As we wait for a judge to rule on the legality of the Trump administration’s Census citizenship question, House Democrats are already previewing their intentions to investigate the administration’s decision to add it. Rep. Elijah Cummings (D-MD), the incoming chair the Oversight Committee next year, told CNN last week that he plans on bringing in Commerce Secretary Wilbur Ross, who made the call to add the question, to testify about the decision.
Meanwhile, in a lawsuit that Alabama Republicans have brought demanding that the Census exclude undocumented immigrants from the count that doles out U.S. House seats across the country, a Latino group has successfully intervened to defend the current system of counting all residents — not just citizens — in the count.
While Republicans have continued full steam ahead on their efforts to cripple incoming Democratic state governments and entrench their electoral advantage, New Jersey Democrats backed away from passing a controversial redistricting constitutional amendment. The amendment, which would have also needed to pass as a ballot initiative, would have given legislative leaders more sway over the state’s redistricting commission while including other provisions that would have tilted the state’s maps to the left. Gov. Phil Murphy (D) opposed the bill, which had come under fire from voting rights activists, including the anti-gerrymandering group led by former Attorney General Eric Holder.
Just before he was elected governor in a tight race against Stacey Abrams, Georgia Secretary of State Brian Kemp alleged that the Georgia Democratic Party had tried to hack a voter registration online database. According to a new report, these allegations were, not surprisingly, totally bunk. Kemp had made the claims after independent computer science researchers had identified vulnerabilities in the system, and the state’s Democrats helped pass along the message to the secretary of state. His office has only been able to point to an email that one Democratic volunteer forwarded along laying out what an individual not affiliated with the party had found. Meanwhile, no Democrats or the lawyers also involved in the affair have heard from the state agencies supposedly investigating the allegations.

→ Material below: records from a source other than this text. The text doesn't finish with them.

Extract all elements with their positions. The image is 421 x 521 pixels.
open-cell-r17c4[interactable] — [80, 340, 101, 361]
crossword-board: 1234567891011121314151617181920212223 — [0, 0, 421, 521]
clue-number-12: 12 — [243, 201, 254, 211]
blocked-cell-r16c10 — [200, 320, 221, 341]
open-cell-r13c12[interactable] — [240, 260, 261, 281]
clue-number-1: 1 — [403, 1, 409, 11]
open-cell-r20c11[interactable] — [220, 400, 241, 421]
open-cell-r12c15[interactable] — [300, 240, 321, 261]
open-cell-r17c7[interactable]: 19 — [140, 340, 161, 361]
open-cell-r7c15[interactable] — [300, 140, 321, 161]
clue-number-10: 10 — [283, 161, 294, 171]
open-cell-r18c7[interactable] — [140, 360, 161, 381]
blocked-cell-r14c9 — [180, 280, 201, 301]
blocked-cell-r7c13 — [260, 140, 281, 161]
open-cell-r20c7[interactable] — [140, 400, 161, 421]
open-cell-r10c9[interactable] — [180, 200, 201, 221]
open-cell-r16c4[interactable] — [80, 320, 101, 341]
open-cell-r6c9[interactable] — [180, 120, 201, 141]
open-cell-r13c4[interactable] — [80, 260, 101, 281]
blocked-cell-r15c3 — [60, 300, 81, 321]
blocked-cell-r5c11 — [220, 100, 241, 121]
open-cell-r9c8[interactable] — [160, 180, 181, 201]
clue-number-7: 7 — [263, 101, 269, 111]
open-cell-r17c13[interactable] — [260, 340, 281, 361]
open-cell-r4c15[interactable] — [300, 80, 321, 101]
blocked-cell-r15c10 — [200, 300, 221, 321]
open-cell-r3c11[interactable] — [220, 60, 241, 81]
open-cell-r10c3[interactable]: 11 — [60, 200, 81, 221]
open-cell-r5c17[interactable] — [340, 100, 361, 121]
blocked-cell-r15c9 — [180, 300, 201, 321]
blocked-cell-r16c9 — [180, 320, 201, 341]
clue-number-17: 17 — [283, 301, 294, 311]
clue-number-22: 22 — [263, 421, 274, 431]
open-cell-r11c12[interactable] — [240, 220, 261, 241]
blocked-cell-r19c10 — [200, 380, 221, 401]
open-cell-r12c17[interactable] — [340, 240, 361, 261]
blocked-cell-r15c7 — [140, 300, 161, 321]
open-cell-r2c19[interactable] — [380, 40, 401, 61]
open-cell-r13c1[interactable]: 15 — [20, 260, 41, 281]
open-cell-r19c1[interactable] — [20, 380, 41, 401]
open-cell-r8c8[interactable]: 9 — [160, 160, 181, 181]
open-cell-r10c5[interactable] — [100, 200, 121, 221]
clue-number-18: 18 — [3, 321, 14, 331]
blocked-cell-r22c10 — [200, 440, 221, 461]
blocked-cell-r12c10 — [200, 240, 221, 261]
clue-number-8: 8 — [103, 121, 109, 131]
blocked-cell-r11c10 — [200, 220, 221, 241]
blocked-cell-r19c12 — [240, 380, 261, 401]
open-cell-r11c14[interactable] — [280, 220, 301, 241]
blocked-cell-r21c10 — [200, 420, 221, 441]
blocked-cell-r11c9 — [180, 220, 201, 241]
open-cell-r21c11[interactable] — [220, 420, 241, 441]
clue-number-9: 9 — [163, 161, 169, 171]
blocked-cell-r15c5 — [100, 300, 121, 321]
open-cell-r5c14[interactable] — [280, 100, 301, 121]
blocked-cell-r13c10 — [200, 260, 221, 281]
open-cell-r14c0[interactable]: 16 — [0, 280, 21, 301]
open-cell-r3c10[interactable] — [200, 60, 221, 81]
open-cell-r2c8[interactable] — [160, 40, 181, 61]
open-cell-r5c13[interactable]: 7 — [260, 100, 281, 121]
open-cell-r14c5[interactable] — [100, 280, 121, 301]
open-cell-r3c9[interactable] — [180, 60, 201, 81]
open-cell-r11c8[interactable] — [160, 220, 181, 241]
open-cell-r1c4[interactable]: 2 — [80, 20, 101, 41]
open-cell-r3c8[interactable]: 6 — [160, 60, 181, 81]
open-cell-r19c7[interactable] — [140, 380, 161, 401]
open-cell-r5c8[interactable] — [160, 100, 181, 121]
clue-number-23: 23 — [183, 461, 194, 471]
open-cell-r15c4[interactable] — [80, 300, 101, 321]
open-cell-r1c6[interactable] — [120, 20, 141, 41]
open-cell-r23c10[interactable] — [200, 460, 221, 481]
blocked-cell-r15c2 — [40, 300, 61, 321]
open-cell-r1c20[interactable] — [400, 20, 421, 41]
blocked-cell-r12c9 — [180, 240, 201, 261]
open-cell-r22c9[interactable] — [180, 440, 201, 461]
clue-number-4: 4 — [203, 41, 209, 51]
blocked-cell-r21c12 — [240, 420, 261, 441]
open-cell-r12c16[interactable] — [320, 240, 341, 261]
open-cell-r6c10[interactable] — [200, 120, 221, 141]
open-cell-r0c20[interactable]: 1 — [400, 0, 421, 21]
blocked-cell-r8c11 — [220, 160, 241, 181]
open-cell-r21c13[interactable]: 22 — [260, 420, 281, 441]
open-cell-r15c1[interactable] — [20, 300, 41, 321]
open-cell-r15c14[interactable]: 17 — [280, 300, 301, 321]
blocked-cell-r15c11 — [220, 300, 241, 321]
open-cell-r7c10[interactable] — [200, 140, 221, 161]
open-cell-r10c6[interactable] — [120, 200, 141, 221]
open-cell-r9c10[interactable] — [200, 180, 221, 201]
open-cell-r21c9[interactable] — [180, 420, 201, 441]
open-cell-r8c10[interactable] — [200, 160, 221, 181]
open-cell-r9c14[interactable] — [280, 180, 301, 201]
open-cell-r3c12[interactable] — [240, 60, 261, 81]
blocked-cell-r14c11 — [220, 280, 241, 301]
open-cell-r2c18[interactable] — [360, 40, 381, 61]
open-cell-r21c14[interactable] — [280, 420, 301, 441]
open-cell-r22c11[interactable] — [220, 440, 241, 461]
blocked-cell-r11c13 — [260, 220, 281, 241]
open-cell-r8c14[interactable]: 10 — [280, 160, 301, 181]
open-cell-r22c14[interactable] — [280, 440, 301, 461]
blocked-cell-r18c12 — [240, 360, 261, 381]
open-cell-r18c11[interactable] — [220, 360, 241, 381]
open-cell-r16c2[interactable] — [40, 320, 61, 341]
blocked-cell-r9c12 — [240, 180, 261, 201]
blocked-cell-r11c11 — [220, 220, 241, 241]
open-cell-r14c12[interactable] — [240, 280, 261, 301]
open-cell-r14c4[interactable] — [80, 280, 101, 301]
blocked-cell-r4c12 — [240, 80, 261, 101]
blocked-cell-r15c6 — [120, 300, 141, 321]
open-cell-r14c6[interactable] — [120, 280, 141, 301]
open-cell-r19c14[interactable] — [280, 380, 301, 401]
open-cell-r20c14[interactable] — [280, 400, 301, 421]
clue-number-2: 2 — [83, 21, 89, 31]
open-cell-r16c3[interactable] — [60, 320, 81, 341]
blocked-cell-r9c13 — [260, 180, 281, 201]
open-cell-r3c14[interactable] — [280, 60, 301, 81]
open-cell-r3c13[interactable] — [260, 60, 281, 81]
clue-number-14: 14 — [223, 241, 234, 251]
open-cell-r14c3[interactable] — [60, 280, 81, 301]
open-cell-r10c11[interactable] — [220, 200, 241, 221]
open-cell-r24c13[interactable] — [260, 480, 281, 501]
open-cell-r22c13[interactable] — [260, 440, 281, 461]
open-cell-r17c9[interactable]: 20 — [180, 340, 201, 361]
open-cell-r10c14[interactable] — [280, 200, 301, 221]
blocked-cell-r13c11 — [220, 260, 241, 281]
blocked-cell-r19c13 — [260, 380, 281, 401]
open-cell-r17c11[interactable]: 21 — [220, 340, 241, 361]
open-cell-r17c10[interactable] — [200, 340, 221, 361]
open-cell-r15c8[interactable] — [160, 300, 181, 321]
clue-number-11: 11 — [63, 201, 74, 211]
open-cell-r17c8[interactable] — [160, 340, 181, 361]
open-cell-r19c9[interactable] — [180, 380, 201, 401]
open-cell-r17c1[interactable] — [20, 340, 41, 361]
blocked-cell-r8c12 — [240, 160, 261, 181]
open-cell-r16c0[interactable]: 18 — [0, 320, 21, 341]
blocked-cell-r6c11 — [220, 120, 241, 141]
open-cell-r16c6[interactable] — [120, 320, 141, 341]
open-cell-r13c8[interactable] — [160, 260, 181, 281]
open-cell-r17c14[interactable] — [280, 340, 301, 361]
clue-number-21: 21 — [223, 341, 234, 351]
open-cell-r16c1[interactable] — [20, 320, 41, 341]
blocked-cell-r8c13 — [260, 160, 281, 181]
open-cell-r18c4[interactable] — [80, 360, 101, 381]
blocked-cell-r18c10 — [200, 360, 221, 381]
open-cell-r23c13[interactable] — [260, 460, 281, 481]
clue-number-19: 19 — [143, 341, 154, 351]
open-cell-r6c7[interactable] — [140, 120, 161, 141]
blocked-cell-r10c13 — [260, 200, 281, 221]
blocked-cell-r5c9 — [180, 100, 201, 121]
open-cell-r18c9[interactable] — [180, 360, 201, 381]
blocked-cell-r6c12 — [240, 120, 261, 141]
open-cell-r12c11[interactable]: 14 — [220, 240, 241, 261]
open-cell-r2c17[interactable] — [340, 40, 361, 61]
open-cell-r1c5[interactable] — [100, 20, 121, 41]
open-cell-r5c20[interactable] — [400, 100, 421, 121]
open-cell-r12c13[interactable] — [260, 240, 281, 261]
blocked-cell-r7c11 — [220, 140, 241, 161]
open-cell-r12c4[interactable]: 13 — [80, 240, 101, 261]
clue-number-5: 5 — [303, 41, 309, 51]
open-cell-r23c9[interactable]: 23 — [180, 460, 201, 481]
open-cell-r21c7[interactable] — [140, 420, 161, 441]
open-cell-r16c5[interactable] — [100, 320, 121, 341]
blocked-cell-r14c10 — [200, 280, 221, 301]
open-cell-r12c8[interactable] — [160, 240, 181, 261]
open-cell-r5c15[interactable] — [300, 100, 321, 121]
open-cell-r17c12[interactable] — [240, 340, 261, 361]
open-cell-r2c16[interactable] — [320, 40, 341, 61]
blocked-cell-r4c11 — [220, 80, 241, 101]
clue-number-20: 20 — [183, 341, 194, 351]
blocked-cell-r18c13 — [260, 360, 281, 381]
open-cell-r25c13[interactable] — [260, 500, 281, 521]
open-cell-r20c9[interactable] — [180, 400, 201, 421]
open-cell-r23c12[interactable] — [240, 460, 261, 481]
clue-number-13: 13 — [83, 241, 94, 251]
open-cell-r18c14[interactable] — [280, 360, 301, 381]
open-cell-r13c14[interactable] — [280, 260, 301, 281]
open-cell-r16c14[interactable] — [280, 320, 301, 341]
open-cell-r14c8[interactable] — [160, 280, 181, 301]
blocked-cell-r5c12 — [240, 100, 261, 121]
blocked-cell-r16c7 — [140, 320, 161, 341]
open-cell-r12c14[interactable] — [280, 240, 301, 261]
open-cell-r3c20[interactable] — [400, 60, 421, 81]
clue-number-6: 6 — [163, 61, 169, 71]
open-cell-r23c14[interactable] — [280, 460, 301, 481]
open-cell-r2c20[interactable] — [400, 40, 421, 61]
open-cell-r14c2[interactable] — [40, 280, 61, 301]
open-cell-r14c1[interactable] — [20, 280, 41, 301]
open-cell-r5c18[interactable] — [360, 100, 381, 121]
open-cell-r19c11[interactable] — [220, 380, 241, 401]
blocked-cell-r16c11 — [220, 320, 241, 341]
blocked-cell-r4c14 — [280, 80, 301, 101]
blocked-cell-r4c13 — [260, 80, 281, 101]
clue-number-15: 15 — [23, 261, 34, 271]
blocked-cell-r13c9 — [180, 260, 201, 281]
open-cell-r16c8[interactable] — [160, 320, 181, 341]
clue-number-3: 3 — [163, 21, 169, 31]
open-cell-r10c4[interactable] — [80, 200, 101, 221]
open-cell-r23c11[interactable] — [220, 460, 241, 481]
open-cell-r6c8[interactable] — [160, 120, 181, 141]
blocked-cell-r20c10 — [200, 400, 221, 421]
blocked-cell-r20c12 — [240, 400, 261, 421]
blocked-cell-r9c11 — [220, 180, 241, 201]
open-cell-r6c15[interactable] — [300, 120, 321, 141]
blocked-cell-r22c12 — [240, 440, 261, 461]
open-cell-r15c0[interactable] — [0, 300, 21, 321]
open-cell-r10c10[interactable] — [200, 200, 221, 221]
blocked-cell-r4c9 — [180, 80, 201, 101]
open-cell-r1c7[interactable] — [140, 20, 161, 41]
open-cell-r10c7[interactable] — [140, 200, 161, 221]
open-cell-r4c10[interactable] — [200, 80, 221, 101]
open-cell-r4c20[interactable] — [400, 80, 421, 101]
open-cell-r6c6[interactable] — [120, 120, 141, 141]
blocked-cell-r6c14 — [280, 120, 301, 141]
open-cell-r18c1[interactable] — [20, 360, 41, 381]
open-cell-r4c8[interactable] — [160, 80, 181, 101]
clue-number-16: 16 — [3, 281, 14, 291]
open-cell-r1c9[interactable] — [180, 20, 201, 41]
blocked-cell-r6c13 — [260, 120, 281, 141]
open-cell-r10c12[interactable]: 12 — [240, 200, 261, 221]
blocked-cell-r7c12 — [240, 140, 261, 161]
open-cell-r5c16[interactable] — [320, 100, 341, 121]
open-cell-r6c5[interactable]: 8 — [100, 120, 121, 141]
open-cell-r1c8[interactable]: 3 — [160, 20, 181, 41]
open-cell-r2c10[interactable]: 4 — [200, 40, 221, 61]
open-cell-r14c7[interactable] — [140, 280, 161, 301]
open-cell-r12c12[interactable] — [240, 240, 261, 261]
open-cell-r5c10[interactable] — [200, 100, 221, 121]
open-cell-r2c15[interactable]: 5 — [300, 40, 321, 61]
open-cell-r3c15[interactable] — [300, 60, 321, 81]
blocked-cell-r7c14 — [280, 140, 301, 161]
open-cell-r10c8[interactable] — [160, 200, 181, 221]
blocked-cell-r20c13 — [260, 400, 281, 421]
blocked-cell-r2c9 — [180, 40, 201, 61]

In North Carolina, where actual election fraud — in the form of an alleged absentee ballot scheme — may have occurred, the state elections board investigating the allegations announced it will hold a hearing on the probe on January 11, which is later than the December 21 date by which the board had initially sought to hold the hearing. That means that North Carolina’s ninth U.S. congressional district, the focus of the investigation, will likely not have a representative for at least the first week of the new Congress. Republicans are not happy about the delay, and are demanding that election officials show evidence that the alleged fraud altered the outcome of the race if they are going to prevent Mark Harris, Republican candidate who unofficial won the the race, from being seated.